Many relevant logics can be conservatively extended by Boolean negation. Mares showed, however, that E is a notable exception. Mares’ proof is by and large a rather involved model-theoretic one. This paper presents a much easier proof-theoretic proof which not only covers E but also generalizes so as to also cover relevant logics with a primitive modal operator added. It is shown that from even very weak relevant logics augmented by a weak K-ish modal operator, and up to the strong relevant logic R with a S5 modal operator, all fail to be conservatively extended by Boolean negation. The proof, therefore, also covers Meyer and Mares’ proof that NRR with a primitive S4-modality added—also fails to be conservatively extended by Boolean negation.

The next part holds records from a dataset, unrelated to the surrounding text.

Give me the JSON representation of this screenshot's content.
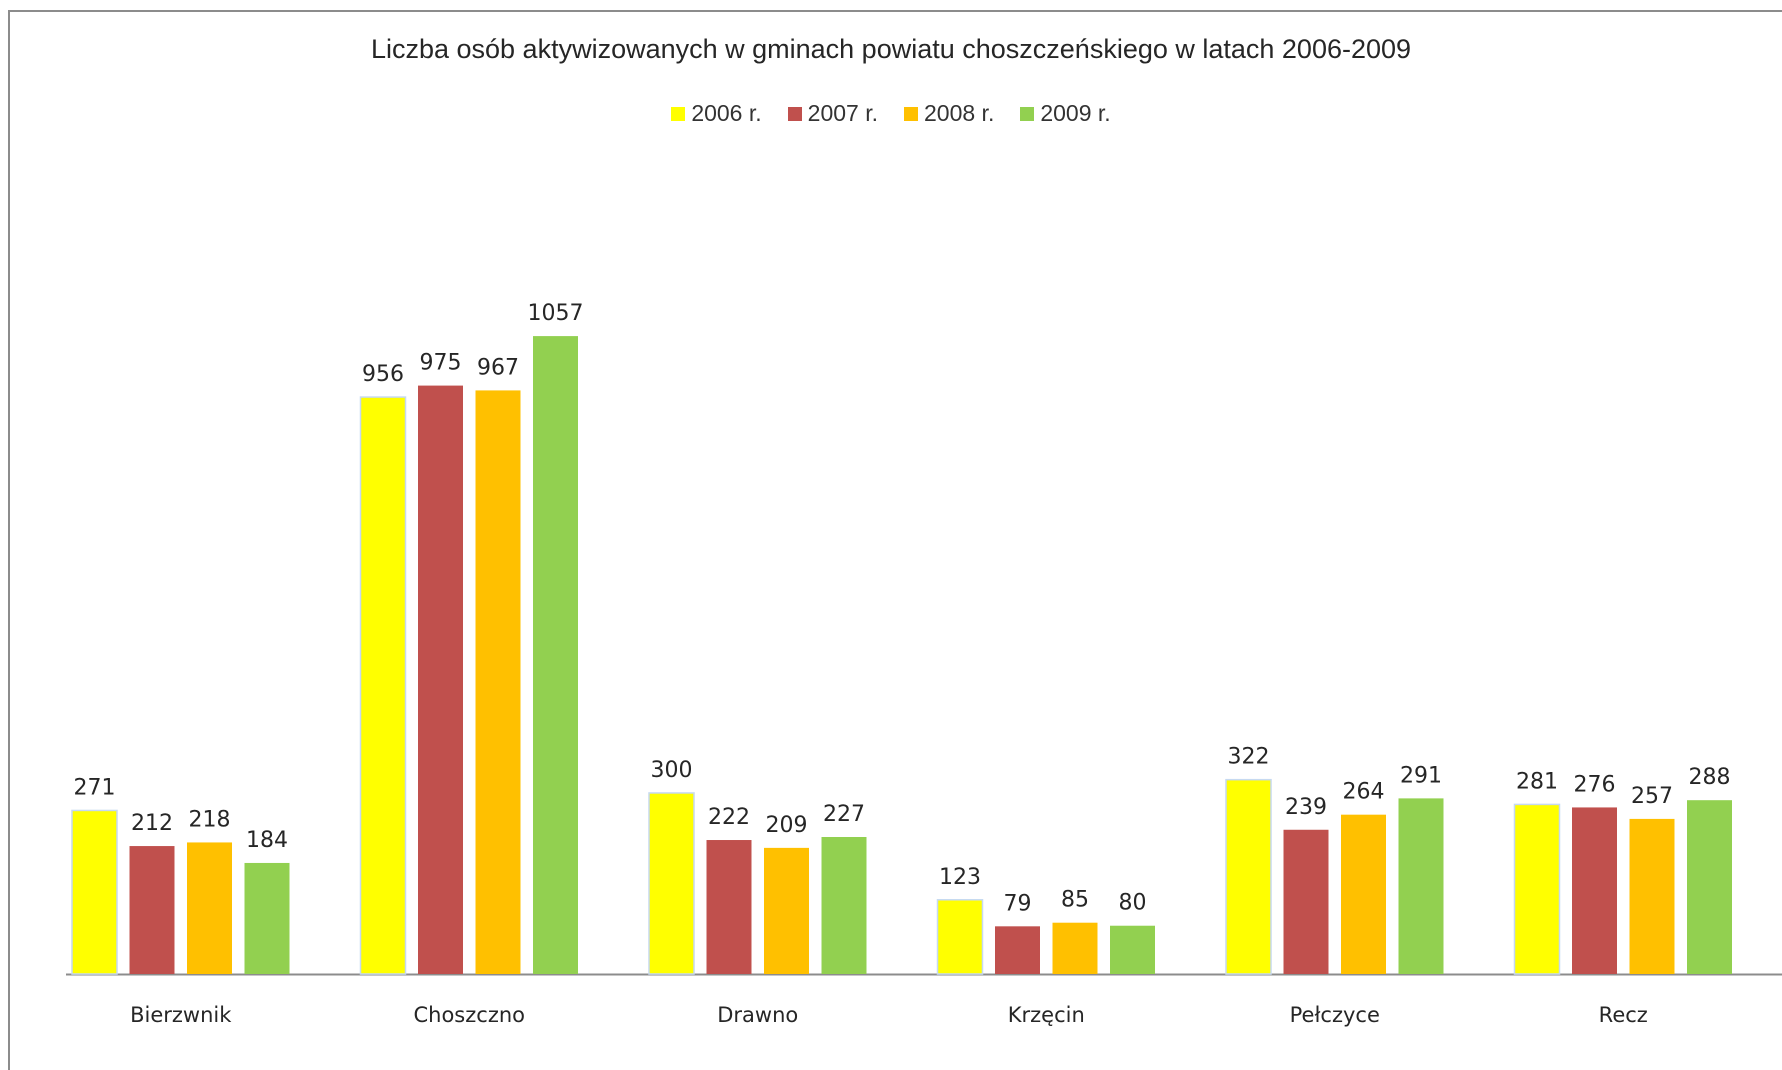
{
  "chart_data": {
    "type": "bar",
    "title": "Liczba osób aktywizowanych w gminach powiatu choszczeńskiego w latach 2006-2009",
    "categories": [
      "Bierzwnik",
      "Choszczno",
      "Drawno",
      "Krzęcin",
      "Pełczyce",
      "Recz"
    ],
    "series": [
      {
        "name": "2006 r.",
        "color": "#ffff00",
        "values": [
          271,
          956,
          300,
          123,
          322,
          281
        ]
      },
      {
        "name": "2007 r.",
        "color": "#c0504d",
        "values": [
          212,
          975,
          222,
          79,
          239,
          276
        ]
      },
      {
        "name": "2008 r.",
        "color": "#ffc000",
        "values": [
          218,
          967,
          209,
          85,
          264,
          257
        ]
      },
      {
        "name": "2009 r.",
        "color": "#92d050",
        "values": [
          184,
          1057,
          227,
          80,
          291,
          288
        ]
      }
    ],
    "xlabel": "",
    "ylabel": "",
    "ylim": [
      0,
      1057
    ],
    "grid": false,
    "legend_position": "top-center",
    "data_labels": true
  }
}
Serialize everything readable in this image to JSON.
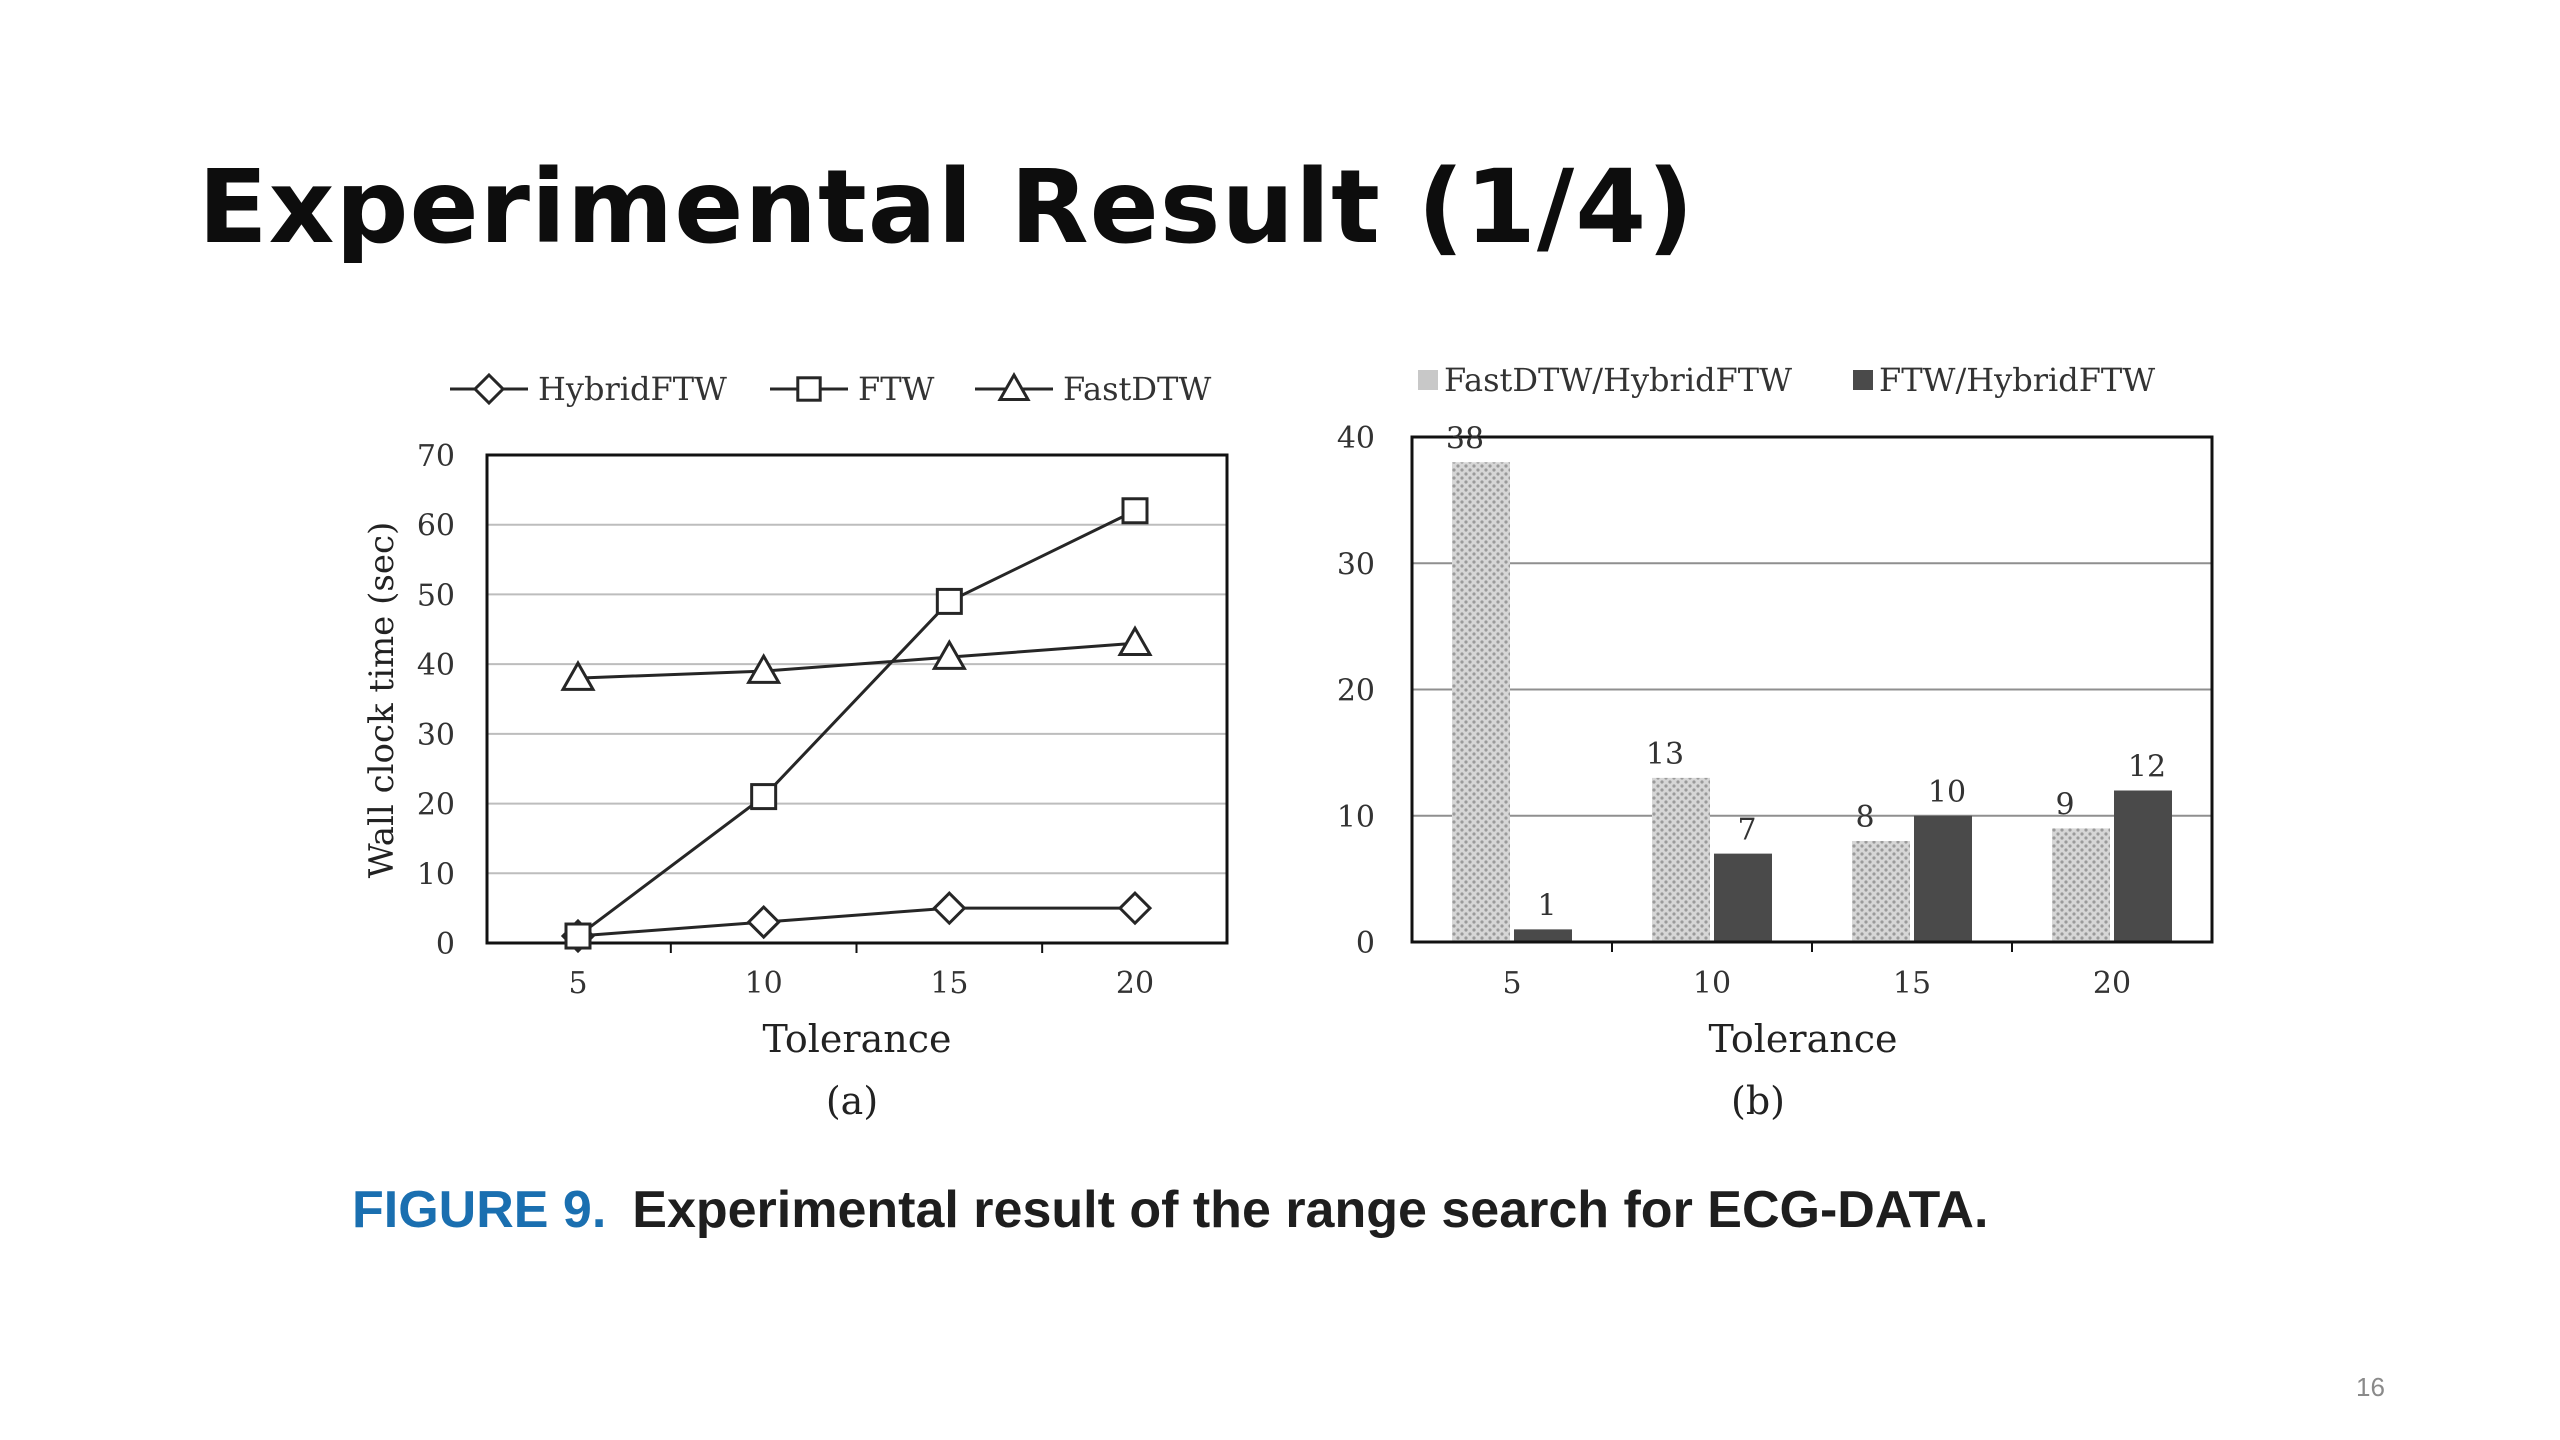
{
  "slide": {
    "title": "Experimental Result (1/4)",
    "caption_label": "FIGURE 9.",
    "caption_text": "Experimental result of the range search for ECG-DATA.",
    "page_number": "16"
  },
  "colors": {
    "line": "#262626",
    "light_bar": "#c8c8c8",
    "dark_bar": "#4a4a4a",
    "grid": "#bdbdbd",
    "caption_label": "#1a6fb0"
  },
  "chart_data": [
    {
      "type": "line",
      "panel_label": "(a)",
      "x": [
        5,
        10,
        15,
        20
      ],
      "series": [
        {
          "name": "HybridFTW",
          "marker": "diamond",
          "values": [
            1,
            3,
            5,
            5
          ]
        },
        {
          "name": "FTW",
          "marker": "square",
          "values": [
            1,
            21,
            49,
            62
          ]
        },
        {
          "name": "FastDTW",
          "marker": "triangle",
          "values": [
            38,
            39,
            41,
            43
          ]
        }
      ],
      "xlabel": "Tolerance",
      "ylabel": "Wall clock time (sec)",
      "ylim": [
        0,
        70
      ],
      "yticks": [
        0,
        10,
        20,
        30,
        40,
        50,
        60,
        70
      ],
      "grid": true,
      "legend": "top"
    },
    {
      "type": "bar",
      "panel_label": "(b)",
      "categories": [
        "5",
        "10",
        "15",
        "20"
      ],
      "series": [
        {
          "name": "FastDTW/HybridFTW",
          "values": [
            38,
            13,
            8,
            9
          ],
          "labels": [
            "38",
            "13",
            "8",
            "9"
          ]
        },
        {
          "name": "FTW/HybridFTW",
          "values": [
            1,
            7,
            10,
            12
          ],
          "labels": [
            "1",
            "7",
            "10",
            "12"
          ]
        }
      ],
      "xlabel": "Tolerance",
      "ylim": [
        0,
        40
      ],
      "yticks": [
        0,
        10,
        20,
        30,
        40
      ],
      "grid": true,
      "legend": "top"
    }
  ]
}
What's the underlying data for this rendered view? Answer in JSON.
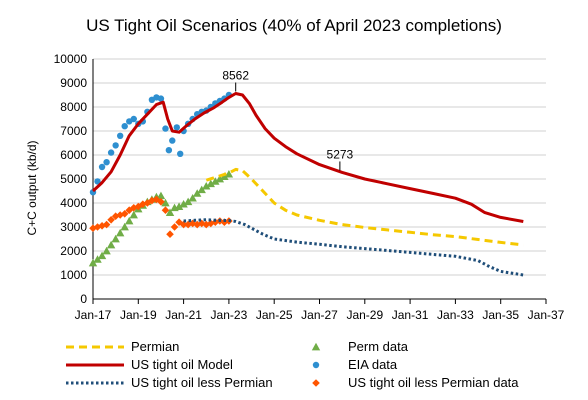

KEYWORDS: Boolean negation, non-conservative extension, entailment, modality, relevant logics.

Boolean negation and non-conservativity II: The variable-sharing property

Tore Fjetland Øgaard

ABSTRACT

Many relevant logics are conservatively extended by Boolean negation. Not all, however. This paper shows an acute form of non-conservativeness, namely that the Boolean-free fragment of the Boolean extension of a relevant logic need not always satisfy the variable-sharing property. In fact, it is shown that such an extension can in fact yield classical logic. For a vast range of relevant logic, however, it is shown that the variable-sharing property, restricted to the Boolean-free fragment, still holds for the Boolean extended logic.

KEYWORDS: Boolean negation, non-conservative extension, relevant logics, variable sharing.

Boolean negation and non-conservativity III: the Ackermann constant

Tore Fjetland Øgaard

ABSTRACT

It is known that many relevant logics can be conservatively extended by the truth constant known as the Ackermann constant. It is also known that many relevant logics can be conservatively extended by Boolean negation. This essay, however, shows that a range of relevant logics with the Ackermann constant cannot be conservatively extended by a Boolean negation.

KEYWORDS: Ackermann constant, Boolean negation, non-conservative extension, relevant logics.